Mianmar: Relatores da ONU alertam sobre projeto de lei que impõe restrições à identidade religiosa

De acordo com os relatores especias da ONU, projeto que prevê que Estado poderia interferir no direito do indivíduo de mudar de religião ou crença é “ilegítimo e incompatível com as normas internacionais de direitos humanos”.

Família em acampamento para deslocados no estado de Rakhine, no Mianmar. Foto: OCHA/Michelle Delaney

Família em acampamento para deslocados no estado de Rakhine, no Mianmar.
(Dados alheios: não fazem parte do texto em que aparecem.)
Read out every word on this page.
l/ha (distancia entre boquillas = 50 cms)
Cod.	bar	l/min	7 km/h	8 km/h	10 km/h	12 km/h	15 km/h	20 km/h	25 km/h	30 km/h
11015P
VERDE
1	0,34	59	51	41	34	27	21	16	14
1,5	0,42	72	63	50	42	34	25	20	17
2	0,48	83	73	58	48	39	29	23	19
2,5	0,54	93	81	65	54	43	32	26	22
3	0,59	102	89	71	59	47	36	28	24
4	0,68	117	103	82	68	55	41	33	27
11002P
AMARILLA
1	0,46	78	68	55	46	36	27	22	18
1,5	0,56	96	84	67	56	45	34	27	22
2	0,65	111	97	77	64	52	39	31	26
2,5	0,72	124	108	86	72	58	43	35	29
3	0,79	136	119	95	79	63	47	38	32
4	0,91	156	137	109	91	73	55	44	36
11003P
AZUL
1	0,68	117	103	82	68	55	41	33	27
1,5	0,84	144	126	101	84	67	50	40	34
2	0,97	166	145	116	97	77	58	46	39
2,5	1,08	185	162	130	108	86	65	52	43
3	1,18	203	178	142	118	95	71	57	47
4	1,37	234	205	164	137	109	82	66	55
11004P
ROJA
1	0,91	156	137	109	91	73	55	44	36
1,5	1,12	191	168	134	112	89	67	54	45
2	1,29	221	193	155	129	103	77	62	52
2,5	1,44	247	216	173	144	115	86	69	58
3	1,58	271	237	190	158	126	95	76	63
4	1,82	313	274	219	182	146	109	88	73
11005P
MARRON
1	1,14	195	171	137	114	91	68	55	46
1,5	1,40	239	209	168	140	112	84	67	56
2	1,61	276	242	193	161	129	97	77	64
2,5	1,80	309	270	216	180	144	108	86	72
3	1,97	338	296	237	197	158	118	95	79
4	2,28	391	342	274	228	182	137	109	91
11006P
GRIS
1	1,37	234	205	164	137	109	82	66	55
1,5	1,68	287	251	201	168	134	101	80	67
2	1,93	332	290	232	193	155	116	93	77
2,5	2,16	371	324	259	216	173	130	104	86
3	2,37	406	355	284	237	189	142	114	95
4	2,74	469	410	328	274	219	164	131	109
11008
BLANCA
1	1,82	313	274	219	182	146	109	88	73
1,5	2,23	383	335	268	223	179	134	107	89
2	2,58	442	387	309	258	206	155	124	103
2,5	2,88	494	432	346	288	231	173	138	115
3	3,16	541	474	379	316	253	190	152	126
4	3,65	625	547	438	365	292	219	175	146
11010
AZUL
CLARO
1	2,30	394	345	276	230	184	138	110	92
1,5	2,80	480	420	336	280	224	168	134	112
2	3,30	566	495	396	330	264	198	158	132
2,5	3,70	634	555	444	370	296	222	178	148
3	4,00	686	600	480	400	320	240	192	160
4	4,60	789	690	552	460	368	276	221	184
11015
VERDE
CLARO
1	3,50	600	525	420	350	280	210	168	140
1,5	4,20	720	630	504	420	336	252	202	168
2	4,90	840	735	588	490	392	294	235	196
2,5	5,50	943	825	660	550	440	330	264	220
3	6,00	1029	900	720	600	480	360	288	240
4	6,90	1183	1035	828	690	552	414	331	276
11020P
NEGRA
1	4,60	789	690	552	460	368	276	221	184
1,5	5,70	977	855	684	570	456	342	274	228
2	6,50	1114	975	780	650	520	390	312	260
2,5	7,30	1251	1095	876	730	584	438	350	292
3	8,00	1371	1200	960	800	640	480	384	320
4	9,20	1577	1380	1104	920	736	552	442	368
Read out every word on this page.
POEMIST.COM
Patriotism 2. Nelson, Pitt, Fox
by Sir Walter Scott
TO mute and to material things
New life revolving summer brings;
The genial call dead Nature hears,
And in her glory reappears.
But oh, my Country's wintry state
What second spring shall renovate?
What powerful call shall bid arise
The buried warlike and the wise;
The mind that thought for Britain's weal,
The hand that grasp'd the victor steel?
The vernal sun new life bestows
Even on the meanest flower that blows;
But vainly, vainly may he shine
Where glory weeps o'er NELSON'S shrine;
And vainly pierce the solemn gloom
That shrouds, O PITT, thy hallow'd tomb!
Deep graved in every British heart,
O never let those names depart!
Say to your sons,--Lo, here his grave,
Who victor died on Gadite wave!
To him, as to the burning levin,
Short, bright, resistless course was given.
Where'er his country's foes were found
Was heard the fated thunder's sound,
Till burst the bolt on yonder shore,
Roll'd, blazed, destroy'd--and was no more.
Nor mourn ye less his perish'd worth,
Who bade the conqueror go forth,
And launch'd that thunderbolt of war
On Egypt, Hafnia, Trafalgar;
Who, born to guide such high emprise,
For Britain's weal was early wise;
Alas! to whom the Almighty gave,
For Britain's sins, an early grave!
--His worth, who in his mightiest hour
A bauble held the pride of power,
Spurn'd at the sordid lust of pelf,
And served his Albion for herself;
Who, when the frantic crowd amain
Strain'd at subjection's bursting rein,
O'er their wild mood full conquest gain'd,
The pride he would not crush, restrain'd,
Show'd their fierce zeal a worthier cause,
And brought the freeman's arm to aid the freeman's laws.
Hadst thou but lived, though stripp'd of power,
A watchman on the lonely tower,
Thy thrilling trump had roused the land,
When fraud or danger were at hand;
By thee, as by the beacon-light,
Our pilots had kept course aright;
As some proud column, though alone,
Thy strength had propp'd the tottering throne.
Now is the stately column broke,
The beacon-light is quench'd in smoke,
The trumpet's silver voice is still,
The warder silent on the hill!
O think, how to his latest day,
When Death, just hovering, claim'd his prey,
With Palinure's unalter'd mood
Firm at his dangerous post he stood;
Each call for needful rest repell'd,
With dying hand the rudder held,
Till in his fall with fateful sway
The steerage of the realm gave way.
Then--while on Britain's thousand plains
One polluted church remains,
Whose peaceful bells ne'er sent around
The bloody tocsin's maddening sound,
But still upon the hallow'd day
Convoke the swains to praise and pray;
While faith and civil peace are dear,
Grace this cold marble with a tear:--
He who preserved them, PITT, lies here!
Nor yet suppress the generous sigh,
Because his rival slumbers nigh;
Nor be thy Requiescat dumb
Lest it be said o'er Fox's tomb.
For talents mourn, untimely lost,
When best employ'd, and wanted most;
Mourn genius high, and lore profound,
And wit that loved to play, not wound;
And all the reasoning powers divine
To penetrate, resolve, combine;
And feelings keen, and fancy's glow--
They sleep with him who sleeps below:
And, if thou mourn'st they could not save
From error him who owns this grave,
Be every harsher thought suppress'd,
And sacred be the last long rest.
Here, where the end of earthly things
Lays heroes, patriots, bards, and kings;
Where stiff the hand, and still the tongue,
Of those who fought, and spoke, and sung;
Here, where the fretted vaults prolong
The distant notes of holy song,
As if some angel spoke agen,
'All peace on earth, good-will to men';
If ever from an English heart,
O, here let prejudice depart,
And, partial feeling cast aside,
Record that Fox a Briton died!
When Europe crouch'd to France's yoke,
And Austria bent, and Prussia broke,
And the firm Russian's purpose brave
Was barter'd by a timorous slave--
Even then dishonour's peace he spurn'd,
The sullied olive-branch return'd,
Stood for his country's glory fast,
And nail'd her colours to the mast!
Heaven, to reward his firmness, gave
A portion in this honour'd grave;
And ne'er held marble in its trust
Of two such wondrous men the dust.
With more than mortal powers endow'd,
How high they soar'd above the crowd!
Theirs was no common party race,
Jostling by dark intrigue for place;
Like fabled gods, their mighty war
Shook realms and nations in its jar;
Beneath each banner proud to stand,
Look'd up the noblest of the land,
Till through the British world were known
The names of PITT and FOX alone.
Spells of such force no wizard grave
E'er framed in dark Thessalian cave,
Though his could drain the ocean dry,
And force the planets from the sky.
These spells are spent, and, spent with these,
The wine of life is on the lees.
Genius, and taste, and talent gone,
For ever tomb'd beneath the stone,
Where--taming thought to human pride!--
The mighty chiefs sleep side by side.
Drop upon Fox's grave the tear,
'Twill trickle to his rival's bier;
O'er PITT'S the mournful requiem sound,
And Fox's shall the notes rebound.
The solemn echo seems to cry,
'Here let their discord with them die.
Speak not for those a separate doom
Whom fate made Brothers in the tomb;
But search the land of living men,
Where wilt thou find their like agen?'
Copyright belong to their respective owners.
Foto: OCHA/Michelle Delaney

Um grupo de peritos independentes da ONU no Mianmar pediu, nesta sexta-feira (20), ao governo do país para anular um projeto de lei que impõe restrições à conversão religiosa, destacando que cada indivíduo tem o direito de escolher livremente sua fé ou alterá-la.

De acordo com os peritos, o projeto de lei, tornado público em 27 de maio, teve a participação de monges e do público, o que pode ter tornado o “processo parcial ao interesse de um grupo particular”. Além disso, o projeto prevê sanções penais desproporcionais aos infratores, sendo vagas e supostamente discriminatórias contra minorias religiosas, étnicas ou os mais pobres.

O relator especial sobre liberdade de religião, Heiner Bielefeldt, observou que as interferências do Estado no Direito de mudar de religião ou crença são “ilegítimas e incompatíveis com as normas internacionais de direitos humanos”.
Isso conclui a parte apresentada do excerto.